Однажды утром, лежа в постели, Шафран сказала: - "Ты знаешь, как я всегда ненавидела идею быть избалованной маленькой богатой девочкой..."
-Угу, - буркнул Герхард, протирая глаза и чувствуя, как щетина царапает ладони. Он попытался сосредоточиться на часах у кровати, увидел, что уже половина девятого, и тихо застонал. Он и Шафран отпраздновали свое возвращение в Город Света великолепным ужином, запитым шампанским, прекрасным вином и не одним коньяком после завтрака. Различные мероприятия после ужина не давали им обоим спать до самого утра. Герхард чувствовал последствия и подозревал, что он выглядел так же плохо, как и чувствовал себя. Его жена, напротив, выглядела свежей и ясноглазой, как трезвенница после двенадцатичасового сна.
- Ну, - сказала она, - я должна кое в чем признаться. Я собираюсь сделать что’то очень испорченное и потакающее своим желаниям.
- Неужели? - сказал Герхард, потянувшись к телефону у кровати и набирая номер обслуживания номеров. Ему срочно нужен был кофе.
- Да, действительно ... Я договорилась встретиться с месье Диором сегодня днем. Он собирается сшить мне несколько платьев. Ты не возражаешь?
- Deux pots de café, s'il vous plaît, avec du lait chaud et du sucre ... merci,’ сказал Герхард в трубку.

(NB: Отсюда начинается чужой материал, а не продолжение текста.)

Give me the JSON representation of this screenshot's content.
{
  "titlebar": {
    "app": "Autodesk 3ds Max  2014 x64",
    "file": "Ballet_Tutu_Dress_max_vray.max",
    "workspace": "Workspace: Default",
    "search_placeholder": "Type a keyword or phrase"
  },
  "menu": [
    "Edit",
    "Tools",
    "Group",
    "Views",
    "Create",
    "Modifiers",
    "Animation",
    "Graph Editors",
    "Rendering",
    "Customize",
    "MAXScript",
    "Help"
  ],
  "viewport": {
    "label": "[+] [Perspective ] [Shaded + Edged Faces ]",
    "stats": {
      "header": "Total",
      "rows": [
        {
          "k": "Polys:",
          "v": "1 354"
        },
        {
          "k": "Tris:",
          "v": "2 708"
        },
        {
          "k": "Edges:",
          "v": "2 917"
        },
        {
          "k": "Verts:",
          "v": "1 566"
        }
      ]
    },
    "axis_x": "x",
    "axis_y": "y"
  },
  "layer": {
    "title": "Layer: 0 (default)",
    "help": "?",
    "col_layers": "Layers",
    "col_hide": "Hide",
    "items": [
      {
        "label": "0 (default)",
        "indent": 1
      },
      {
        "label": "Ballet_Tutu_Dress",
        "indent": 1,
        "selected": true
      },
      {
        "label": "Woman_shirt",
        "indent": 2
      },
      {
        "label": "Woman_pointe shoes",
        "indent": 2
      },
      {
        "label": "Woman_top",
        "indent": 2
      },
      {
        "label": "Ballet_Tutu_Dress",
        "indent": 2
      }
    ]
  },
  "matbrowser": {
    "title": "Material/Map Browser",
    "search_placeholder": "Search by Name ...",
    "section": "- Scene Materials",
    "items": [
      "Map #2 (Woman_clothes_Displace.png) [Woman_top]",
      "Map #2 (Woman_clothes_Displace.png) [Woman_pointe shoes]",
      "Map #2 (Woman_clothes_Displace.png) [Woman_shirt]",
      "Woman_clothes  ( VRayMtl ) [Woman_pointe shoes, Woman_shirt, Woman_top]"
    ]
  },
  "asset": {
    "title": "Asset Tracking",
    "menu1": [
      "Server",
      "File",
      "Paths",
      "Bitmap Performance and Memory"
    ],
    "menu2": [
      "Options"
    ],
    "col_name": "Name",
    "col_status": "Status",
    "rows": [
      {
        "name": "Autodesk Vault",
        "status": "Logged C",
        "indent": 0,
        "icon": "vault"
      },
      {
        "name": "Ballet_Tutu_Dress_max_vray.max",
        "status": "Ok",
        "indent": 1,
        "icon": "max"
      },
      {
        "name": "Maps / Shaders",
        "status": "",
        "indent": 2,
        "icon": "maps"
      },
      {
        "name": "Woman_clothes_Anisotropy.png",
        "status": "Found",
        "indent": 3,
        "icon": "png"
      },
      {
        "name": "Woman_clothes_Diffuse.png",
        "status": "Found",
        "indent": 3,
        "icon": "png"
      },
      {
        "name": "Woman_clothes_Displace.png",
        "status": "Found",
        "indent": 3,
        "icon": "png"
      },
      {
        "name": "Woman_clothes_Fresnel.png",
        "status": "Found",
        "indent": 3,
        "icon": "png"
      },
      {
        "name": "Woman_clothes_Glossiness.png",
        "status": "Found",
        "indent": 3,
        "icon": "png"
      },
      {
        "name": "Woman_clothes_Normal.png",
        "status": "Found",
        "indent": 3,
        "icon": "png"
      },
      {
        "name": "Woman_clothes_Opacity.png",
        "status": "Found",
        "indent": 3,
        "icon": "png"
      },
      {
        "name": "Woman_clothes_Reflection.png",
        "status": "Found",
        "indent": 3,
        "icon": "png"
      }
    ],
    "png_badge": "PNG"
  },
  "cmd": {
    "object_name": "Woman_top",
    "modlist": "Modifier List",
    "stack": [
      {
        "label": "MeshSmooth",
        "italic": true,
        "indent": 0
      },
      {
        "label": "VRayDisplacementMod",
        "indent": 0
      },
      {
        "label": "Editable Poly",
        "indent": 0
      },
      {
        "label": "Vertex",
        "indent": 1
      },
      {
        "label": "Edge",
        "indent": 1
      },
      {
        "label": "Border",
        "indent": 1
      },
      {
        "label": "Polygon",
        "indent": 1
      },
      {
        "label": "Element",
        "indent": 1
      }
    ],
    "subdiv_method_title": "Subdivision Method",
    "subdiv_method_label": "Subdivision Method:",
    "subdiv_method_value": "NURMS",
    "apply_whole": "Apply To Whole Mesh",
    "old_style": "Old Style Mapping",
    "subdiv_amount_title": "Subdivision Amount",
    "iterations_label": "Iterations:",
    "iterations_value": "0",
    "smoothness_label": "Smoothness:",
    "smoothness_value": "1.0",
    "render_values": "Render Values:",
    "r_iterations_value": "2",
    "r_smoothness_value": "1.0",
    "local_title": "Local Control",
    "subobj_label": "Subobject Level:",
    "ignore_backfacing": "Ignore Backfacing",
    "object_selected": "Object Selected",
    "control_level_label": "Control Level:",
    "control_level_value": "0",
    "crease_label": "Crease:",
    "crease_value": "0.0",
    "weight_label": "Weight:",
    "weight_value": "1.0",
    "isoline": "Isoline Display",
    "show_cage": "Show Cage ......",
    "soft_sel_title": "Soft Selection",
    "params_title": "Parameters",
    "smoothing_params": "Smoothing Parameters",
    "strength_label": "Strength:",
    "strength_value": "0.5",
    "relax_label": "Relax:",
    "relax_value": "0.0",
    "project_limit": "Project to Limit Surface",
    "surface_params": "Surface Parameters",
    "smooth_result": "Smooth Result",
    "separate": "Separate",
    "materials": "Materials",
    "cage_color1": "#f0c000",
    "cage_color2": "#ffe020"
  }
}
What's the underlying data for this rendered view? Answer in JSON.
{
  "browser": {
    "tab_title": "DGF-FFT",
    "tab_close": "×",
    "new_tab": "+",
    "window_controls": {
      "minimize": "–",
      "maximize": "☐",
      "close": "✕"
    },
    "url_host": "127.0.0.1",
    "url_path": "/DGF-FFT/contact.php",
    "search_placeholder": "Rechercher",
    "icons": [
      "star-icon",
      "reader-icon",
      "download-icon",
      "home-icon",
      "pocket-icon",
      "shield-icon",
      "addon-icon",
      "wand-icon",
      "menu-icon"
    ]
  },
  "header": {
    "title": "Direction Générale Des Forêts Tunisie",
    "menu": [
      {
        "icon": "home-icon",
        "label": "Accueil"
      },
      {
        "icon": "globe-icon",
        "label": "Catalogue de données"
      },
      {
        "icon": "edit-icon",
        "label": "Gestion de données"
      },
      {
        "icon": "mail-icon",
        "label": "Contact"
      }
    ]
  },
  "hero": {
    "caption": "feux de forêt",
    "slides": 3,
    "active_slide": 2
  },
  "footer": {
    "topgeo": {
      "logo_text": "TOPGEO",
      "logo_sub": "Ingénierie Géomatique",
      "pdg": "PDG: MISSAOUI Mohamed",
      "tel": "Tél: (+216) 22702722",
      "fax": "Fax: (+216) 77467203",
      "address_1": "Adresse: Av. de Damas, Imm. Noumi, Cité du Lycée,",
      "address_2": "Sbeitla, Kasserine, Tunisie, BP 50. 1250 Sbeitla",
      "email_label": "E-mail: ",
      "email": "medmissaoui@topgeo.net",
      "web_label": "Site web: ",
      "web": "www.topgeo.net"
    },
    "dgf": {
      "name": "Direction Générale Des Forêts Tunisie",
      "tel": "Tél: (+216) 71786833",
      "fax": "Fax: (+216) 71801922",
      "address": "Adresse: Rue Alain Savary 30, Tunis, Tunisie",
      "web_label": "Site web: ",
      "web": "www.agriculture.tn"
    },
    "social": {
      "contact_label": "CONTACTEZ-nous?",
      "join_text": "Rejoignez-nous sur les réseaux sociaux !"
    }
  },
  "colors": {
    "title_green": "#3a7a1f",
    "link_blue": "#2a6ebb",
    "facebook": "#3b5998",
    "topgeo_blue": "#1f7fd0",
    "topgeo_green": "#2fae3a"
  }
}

Он положил трубку на место и снова посмотрел на Шафран. - С чего бы мне возражать? Если и есть что-то в мире, о чем я знаю, так это хороший дизайн. Диор - гений. Ты заслуживаешь носить его одежду.
Поэтому, пока Герхард совершал экскурсию по своим любимым произведениям парижской архитектуры, Шафран провела день, обмеряя каждый дюйм своего тела, рассматривая одну красивую ткань за другой и, прежде всего, разговаривая с Кристианом Диором об одежде, которую он собирался создать для нее.
- Ах, с удовольствием, мадам Меербах, - вздохнул он, оглядывая ее с ног до головы. - Такие совершенные, длинные ноги, такая тонкая талия, такая восхитительная грудь ... И глаза цвета африканского неба. Какая красота!
Три месяца спустя в аэропорт Найроби прибыла посылка. В ней было три наряда - черное шелковое коктейльное платье, темно-серый шерстяной костюм с юбкой ("На случай, если мне когда-нибудь придется присутствовать на очередном заседании совета директоров", - сказала Шафран Герхарду) и платье, в котором она была на вечеринке в саду губернатора.